Trinity's connection to England dates back to the 17th century, first with the 1697 Royal Charter from King William III that enabled the parish's founding, to the grant of the "Queen's Farm" by Queen Anne a few years later. Trinity, like Westminster Abbey where the wedding took place this morning, is also part of the worldwide Anglican Communion.

"Right now, the world needs a royal wedding," said Elissa, a New York resident who came dressed for the occasion, complete with the kind of small black fascinator, or hat, that is popular at British weddings. "It's something to celebrate and be happy about."
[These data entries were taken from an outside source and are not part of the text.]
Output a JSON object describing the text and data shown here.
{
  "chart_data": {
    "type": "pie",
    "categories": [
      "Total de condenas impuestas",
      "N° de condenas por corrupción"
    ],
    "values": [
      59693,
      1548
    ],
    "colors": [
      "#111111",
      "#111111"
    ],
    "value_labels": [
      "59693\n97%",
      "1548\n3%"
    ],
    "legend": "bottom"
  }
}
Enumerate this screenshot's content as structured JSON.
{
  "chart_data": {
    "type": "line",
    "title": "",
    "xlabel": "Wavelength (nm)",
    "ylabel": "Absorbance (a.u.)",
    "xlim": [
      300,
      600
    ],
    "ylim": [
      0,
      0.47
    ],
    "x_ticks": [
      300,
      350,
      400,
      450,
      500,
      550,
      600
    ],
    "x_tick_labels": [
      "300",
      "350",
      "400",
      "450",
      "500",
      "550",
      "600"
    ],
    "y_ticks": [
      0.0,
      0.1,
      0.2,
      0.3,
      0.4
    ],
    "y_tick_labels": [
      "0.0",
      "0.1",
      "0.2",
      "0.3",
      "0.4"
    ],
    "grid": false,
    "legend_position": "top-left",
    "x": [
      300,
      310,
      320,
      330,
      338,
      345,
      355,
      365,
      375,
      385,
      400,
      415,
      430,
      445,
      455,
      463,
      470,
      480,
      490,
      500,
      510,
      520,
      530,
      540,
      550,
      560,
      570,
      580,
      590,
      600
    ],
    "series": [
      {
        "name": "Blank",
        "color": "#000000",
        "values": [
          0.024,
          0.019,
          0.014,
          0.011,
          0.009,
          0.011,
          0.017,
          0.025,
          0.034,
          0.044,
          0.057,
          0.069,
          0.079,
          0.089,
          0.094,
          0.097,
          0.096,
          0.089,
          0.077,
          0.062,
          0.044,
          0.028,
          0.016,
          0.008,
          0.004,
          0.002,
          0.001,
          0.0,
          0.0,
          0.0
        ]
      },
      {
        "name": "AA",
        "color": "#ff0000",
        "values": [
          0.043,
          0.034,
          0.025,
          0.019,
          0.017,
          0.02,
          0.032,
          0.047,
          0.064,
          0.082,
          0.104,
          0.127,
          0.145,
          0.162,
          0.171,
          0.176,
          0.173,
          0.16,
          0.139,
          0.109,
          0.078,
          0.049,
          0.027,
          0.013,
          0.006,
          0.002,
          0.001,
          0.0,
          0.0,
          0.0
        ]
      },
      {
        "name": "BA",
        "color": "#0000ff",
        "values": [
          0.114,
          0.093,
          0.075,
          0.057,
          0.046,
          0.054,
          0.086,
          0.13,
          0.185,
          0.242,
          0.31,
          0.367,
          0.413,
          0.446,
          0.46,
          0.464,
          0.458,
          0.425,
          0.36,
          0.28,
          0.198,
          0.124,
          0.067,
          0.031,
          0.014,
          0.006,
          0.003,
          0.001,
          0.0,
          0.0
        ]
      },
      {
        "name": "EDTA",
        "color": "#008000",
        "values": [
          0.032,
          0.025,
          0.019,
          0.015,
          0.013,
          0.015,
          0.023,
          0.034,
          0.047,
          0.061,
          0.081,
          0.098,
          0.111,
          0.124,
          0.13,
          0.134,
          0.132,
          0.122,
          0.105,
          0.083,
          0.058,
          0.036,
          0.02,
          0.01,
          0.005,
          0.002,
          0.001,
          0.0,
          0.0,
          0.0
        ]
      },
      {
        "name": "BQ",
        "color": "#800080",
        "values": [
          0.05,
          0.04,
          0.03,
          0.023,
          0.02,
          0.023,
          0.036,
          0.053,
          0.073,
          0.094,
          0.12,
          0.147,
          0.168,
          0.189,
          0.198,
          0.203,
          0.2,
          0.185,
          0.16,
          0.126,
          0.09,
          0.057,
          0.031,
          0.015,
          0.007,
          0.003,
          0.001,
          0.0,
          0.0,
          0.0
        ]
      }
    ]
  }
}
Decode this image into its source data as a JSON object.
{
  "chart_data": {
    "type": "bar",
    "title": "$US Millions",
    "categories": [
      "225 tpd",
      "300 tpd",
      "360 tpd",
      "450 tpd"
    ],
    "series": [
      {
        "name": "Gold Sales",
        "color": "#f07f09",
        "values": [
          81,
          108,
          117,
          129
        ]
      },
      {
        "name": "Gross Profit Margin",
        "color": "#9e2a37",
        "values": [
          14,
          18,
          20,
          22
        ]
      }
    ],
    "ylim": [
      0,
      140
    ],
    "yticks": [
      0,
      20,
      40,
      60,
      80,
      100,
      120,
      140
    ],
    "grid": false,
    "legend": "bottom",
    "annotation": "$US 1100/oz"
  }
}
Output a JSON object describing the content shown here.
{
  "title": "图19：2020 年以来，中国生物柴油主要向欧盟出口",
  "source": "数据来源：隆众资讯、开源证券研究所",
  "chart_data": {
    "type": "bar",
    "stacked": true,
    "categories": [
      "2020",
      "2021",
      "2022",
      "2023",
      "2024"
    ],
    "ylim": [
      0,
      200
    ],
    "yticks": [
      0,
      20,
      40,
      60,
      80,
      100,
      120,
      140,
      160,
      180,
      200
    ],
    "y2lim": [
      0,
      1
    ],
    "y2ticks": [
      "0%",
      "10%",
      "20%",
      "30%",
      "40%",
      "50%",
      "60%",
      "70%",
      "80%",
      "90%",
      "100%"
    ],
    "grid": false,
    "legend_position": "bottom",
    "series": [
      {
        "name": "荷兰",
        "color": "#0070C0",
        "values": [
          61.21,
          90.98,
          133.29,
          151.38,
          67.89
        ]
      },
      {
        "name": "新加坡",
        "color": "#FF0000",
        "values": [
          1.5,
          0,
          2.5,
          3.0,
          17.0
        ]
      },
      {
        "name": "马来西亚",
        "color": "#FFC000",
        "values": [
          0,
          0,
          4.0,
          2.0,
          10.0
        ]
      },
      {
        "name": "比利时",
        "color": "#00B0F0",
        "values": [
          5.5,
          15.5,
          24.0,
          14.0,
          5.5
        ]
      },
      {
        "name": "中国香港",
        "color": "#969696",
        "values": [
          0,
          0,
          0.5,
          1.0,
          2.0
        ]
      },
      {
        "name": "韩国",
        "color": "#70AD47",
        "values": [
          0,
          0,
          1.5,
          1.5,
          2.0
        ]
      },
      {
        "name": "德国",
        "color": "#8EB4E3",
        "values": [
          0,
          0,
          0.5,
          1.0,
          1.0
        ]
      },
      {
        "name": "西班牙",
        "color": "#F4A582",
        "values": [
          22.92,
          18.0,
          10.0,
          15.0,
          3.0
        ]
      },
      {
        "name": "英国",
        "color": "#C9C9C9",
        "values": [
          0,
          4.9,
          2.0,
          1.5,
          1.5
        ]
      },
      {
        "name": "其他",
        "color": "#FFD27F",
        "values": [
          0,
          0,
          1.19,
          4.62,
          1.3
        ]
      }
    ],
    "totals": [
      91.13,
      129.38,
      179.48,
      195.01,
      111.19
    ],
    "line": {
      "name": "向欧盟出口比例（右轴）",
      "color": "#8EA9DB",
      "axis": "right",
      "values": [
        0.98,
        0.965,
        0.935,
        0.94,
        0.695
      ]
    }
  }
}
Those gathered in the church were definitely in an enthusiastic and celebratory mood, gasping audibly when the live broadcast feed froze momentarily before the start of the service and waiting for the first glance of Catherine Middleton's much-anticipated wedding dress. They also followed along with the wedding program, listening intently as the Archbishop of Canterbury married the couple.

"It was a little bit as though I was at the service," said Peter Pavlacka, a visitor from Queens.

Charlotte Bell, a young professional who works on Wall Street, came with two of her coworkers. They said that they see the church every day, but had never come in before. The royal wedding seemed like the right occasion to venture inside.

"It seemed to be the most authentic place to watch it," Bell said following the service. "I'm excited to tell my mom about it."

Bell and her friends also said that they hoped to come back soon for Compline at St. Paul's Chapel, help every Sunday at 8pm.

As the morning progressed, more people came in to the church to watch the wedding celebration.

"I came by to light a candle and stayed to watch the service," said Kim Mainente, who was on her way to work.

"It's just one of those events you have to be at," said Kevin, a British expatriate who has lived in New York for 26 years. "We came because we felt like it would almost be like Westminster Abbey. Watching it on the big screen, it felt like we were there."

Nicole Seiferth is assistant editor for website and parish publications at Trinity Wall Street.